N180 Fault Mapping: Class and Field Seminar (Texas, USA)

Course Facts

Course Code:
5 days
Physical Demand:
4.0 Continuing Education Units
40 Professional Development Hours
Certificate Issued Upon Completion


This structural geology seminar enables exploration and production geoscientists to significantly improve their fault mapping skills and deepen their understanding of fault networks. Field observations and exercises enhance classroom lectures and exercises. The course is taught in and within 50mi (81km) north of San Antonio, Texas.

Duration and Training Method

A five-day classroom (3 days) and field (2 days) seminar comprising of lectures and exercises with two days fieldwork, also with practical exercises.

Participants will learn to:

  1. Analyze various types of fault systems, including those that form in contractional, strike-slip, extensional and salt regimes.
  2. Differentiate the types and geometry of faults.
  3. Analyze the processes and conditions involved in faulting.
  4. Demonstrate ways in which faults influence hydrocarbon exploration and production.
  5. Apply rules for fault and horizon mapping and cross-section construction in order to avoid exploration and production failures.
  6. Demonstrate pitfalls in fault mapping.
  7. Compare different fault styles, and discuss how faults can affect reservoir quality.
  8. Employ recent developments in structural geology and fault trap and seal analysis.

Designed to address the critical need to improve the structural interpretation and mapping abilities of exploration and production geoscientists, the course covers a broad spectrum of topics including:

1. fault system basics (terminology, geometry),
2. structural styles of natural fault systems,
3.rules and relationships for fault and horizon mapping and cross section construction, and
4. recent developments in structural geology and fault trap and seal analysis.

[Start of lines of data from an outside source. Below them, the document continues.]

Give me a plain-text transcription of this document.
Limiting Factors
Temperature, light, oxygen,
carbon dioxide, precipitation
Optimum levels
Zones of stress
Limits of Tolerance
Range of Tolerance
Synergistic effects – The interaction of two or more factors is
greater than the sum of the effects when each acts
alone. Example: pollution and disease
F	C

The focus is on making maps that are both based on available data and consistent with structural styles, rules, and relationships appropriate for the structural regime, stratigraphic setting, and deformation conditions. Contractional, strike-slip, extensional, and salt regimes are addressed. Included are lessons on the importance of honoring the data, the variability of natural fault systems, pitfalls in fault mapping, and good practices to avoid exploration and production failures.

Itinerary (all nights are spent in the San Antonio area):

Day 1: Fault Fundamentals in the classroom
-Stress, strain and faulting
-Mechanical stratigraphy
-Fault topology and terminology
-Extensional faults and fault systems
-Fault geometry, including fault bend folding

Day 2: Field trip in the Balcones Fault System

Day 3: Intermediate Topics in the classroom
-Cross-section interpretation
-Fault zone processes
-Fault seals

Day 4: Field trip to Hidden Valley Fault in Canyon Lake Gorge

Day 5: Advanced Concepts and Pointers in the classroom
-Fault scaling
-Slip tendency and dilation tendency
-Fault juxtaposition analysis

Who should attend

The course is intended for geoscientists performing hydrocarbon exploration or production activities in structurally deformed regions. Technical support staff involved in mapping and reservoir engineers will also benefi t from the course.

Prerequisites and linking courses

We believe this class is best taken soon after entering the oil industry. Participants should have prior training and/or experience in geology in order to fully benefit from this course.  Non-geoscientists can gain this background knowledge by taking N913 (Petroleum Geology for Engineers). Persons wanting an introductory overview of structural geology should consider N138 (Structural Interpretation in Petroleum Exploration and Development). The European equivalent of N180 is N207 (Fault Mapping: Class and Field Seminar, Haute Savoie, France). A classroom course that develops mapping skills is N260 (Practical Subsurface Mapping). Other classes to consider at the same stage available on the Nautilus Foundation Program are: N154 (USA) and N140 (Europe), introductions to the E&P business, N085 on seismic interpretation and N155 on clastic depositional systems.

The physical demands for this class are LOW according to the Nautilus Training Alliance field course grading system. Field sites are in the Hill Country near San Antonio; conditions are typically warm-hot and humid. On the two field days, participants will be taking short hikes that are less than 3.2 km (2 miles) over flat to hilly terrain. The maximum elevation change in a hike is about 100 m (330 ft). Transport in the fi eld will be by bus.